Cumhurbaşkanlığı ya da Spor Bakanlığı; uluslararası spor organizasyonları yönetiminde görev alan tüm Türk yöneticilerle toplantı yapmalı. Dün Rusya ve Belarus’a sporu yasaklayan; yıllardan beri Kıbrıs Türklerine spor ambargosunu en tavizsiz şekilde uygulayan bu federasyonların İsrail ve ABD’ye karşı bir yaptırım uygulaması için ülkemizin gururu bu spor yöneticilerin tavrı ne olacak? İsrail ve ABD’ye yaptırımı geçtim; bir gün ABD’li yöneticiler; bu komite ve federasyonlarda “Türkiye tehdittir” iddialarını tekrarlarsa ve Rusya ve Belarus için uygulanan, hatta Kıbrıs Türkleri için yıllardır uygulanan bu spor yaptırımları Türkiye için de uygulanmaya kalkarlarsa; bu spor yöneticilerimizin tavrı ne olacak?

Futbolcularımız asker selamı verdiğinde UEFA’nın ülkemize verdiği cezayı sineye çektik. Güney Kıbrıs’taki karşılaşmalarda Kıbrıs’ın kuzeyini kana bulanmış bayraklara ses çıkarmayan UEFA, Trabzon’daki Kıbrıs Türklerinin bayrağına ceza verirken kabullendik. Dünya Oyunları’na katılacak sporcularımıza ABD vize vermediğinde boynumuzu büktük.

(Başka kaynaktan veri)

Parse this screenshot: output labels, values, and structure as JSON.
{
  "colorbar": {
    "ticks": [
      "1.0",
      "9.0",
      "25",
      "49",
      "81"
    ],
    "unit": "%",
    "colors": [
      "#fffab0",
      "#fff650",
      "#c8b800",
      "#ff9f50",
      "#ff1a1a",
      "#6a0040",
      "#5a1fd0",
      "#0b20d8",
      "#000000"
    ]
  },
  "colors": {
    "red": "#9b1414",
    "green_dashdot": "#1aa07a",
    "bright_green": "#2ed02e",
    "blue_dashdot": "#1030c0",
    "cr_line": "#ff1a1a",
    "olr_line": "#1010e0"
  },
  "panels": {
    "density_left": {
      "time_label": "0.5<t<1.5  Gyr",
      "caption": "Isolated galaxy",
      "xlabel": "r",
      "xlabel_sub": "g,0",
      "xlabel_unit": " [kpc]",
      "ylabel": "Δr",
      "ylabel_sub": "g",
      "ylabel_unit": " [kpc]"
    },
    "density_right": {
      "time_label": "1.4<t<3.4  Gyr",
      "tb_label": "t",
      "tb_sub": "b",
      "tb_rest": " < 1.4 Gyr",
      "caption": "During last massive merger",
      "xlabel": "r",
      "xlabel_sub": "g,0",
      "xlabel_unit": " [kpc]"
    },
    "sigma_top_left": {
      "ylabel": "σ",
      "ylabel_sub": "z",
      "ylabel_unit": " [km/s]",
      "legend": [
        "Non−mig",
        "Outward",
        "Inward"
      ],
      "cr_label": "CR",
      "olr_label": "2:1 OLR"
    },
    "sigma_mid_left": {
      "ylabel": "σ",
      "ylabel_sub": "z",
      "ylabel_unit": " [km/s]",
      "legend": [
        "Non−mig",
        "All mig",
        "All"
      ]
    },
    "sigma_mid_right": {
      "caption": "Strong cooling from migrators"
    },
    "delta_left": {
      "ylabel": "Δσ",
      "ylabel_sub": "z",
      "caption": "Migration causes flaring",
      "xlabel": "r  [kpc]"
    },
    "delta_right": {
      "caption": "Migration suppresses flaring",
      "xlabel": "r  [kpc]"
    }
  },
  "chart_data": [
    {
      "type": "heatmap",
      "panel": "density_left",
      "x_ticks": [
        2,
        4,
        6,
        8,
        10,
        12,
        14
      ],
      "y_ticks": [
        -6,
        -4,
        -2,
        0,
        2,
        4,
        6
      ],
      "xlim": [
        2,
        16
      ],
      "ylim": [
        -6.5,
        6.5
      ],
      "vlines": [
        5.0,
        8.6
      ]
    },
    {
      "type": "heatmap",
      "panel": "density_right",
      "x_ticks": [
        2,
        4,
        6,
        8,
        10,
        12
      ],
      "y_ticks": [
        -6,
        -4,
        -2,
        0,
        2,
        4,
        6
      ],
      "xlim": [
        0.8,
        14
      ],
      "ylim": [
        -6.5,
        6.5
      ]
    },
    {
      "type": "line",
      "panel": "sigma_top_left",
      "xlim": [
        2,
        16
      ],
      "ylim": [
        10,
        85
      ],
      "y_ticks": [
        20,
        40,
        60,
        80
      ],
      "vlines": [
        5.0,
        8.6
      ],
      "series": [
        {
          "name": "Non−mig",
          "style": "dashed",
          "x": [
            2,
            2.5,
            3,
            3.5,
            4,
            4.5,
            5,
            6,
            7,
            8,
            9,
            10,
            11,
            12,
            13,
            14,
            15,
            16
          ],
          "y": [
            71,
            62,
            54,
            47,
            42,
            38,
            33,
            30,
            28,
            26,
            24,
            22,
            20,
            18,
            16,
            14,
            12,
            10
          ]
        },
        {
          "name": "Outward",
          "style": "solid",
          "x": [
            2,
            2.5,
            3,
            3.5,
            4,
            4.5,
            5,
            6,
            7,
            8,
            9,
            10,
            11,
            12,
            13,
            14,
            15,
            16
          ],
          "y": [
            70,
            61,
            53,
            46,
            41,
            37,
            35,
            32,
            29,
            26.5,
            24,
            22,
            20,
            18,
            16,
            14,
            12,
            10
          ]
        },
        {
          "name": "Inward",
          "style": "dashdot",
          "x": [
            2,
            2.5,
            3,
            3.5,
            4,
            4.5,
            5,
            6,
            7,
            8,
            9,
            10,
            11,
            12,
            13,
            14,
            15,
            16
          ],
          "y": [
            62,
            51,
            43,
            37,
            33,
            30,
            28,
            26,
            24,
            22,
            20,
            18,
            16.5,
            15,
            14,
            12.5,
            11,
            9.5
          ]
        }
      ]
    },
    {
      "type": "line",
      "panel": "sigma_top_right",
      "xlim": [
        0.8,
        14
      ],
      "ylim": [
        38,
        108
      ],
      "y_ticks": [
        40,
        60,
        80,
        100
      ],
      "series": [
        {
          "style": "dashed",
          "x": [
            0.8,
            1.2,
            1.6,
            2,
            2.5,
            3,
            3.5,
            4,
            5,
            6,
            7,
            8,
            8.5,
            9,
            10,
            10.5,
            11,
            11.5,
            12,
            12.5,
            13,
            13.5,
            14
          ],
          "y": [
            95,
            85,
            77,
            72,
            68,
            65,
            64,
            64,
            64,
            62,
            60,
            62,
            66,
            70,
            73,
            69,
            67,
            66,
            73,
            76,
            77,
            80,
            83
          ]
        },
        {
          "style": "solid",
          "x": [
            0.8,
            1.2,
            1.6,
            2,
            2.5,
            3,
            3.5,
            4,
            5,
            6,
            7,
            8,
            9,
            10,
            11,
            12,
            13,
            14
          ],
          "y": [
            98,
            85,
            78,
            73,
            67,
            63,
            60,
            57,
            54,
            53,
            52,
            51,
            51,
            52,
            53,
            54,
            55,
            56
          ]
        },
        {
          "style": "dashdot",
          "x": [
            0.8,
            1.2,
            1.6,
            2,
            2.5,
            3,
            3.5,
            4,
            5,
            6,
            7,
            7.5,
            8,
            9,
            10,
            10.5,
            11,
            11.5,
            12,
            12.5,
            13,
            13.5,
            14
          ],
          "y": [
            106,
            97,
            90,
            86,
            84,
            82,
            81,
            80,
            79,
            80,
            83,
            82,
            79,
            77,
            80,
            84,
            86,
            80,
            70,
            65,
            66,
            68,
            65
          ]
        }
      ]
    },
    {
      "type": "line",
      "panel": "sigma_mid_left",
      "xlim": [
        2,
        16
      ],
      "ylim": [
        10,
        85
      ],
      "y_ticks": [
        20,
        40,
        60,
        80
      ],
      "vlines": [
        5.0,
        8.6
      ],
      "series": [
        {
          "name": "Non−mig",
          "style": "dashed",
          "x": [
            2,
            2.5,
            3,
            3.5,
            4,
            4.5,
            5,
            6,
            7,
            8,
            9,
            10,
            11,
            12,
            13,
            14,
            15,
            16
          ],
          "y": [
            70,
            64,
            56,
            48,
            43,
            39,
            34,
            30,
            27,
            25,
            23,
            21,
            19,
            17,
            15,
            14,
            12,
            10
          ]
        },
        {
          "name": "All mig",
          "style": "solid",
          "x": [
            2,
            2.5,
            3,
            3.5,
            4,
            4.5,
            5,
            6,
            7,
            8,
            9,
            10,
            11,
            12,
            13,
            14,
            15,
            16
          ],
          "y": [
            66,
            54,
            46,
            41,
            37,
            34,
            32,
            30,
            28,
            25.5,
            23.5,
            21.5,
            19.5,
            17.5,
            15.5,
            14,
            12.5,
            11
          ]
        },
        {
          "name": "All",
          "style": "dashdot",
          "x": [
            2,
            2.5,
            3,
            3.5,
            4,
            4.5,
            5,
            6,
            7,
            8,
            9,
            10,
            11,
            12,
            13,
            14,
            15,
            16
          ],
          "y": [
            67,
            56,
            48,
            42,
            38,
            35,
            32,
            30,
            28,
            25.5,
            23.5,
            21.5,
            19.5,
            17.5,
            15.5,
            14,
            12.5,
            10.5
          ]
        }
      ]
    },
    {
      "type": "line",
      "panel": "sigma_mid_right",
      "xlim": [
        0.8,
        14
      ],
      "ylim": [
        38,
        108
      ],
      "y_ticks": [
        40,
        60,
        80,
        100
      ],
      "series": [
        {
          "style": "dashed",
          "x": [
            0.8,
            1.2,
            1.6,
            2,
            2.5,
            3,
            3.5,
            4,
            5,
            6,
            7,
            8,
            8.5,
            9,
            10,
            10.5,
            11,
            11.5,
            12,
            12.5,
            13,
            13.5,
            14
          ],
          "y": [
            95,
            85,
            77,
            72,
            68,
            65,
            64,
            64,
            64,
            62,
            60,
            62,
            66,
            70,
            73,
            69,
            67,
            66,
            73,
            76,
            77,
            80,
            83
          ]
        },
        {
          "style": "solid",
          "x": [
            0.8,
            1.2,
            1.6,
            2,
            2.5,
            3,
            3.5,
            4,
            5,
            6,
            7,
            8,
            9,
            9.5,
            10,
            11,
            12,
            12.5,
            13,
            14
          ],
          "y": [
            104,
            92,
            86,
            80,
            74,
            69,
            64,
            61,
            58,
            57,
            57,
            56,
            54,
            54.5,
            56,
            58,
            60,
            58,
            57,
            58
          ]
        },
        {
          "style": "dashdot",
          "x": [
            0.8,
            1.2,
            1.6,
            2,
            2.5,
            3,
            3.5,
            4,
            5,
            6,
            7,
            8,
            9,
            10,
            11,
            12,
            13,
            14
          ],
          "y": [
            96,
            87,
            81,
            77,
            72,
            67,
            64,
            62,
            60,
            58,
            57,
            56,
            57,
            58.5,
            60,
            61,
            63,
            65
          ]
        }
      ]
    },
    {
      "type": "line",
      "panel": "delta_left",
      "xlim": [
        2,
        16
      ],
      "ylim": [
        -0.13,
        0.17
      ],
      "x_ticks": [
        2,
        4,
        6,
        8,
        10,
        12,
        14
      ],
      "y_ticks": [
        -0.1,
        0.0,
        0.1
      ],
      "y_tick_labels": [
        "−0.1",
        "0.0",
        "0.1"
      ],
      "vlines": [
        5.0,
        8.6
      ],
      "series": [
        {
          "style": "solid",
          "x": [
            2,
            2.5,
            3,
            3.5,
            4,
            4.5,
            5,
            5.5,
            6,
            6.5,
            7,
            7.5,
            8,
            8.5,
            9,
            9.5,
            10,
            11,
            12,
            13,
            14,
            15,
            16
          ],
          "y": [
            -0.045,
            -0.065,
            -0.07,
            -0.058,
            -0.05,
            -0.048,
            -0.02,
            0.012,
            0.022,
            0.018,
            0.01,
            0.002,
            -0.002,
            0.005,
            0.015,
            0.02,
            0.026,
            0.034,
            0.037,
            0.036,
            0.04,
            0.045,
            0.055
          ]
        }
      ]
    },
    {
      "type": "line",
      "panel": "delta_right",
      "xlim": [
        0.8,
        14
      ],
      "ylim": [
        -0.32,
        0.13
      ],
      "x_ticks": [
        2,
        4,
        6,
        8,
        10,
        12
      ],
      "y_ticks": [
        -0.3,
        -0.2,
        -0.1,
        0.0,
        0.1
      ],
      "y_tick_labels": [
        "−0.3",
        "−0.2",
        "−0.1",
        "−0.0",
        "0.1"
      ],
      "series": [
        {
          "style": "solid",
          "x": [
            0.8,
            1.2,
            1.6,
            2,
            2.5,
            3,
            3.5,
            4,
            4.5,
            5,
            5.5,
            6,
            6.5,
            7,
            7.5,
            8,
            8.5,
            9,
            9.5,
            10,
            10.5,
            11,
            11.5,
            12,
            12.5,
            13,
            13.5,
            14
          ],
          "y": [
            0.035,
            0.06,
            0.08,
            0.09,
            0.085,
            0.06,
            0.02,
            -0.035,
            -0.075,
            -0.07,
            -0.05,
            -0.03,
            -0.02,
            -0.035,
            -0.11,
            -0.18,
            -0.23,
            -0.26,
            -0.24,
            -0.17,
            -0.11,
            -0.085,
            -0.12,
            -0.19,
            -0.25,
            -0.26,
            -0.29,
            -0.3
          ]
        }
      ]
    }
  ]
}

Gazze’de parçalanarak ölen bebeğe sessiz federasyonların Türk yöneticileri… Bugün bir Filistin televizyon kanalını açın; hastaneye düşen bombaları izleyin, süngülenen nineleri izleyin, babasının kucağındaki cansız masum bebeğin gasp edilen hayatını izleyin… Rusya ve Belarus’a uygulanan spor yaptırımlarını onayladığınızı hatırlayın… Sonra; cinayetlerine devam ederken İsrail ve ABD’nin oyunlara katılmasına nasıl izin verdiğinizi düşünün, ama bunu aynaya bakarken yapın!

Olimpiyat andında adil oyundan, eşitlikten, dayanışmadan, hile yapmamadan ve ayrım yapmamadan bahsediliyor. Hiç Arap bebeğin hayatı, batılı bir bebeğin hayatıyla bir olur mu? Antta dünyayı spor yoluyla daha iyi bir yer haline getirmekten bahsediliyor. Ölen her Filistinli bebeğin cinayetine, spor sahalarında İsrail ve ABD bayraklarının dalgalanmasına sesinizi çıkarmadığınız sürece; siz de ortaksınız… Bu oyunu Kıbrıs Türklerine, Ruslara ve Belaruslulara uygulanan yaptırımlardan öğrendik!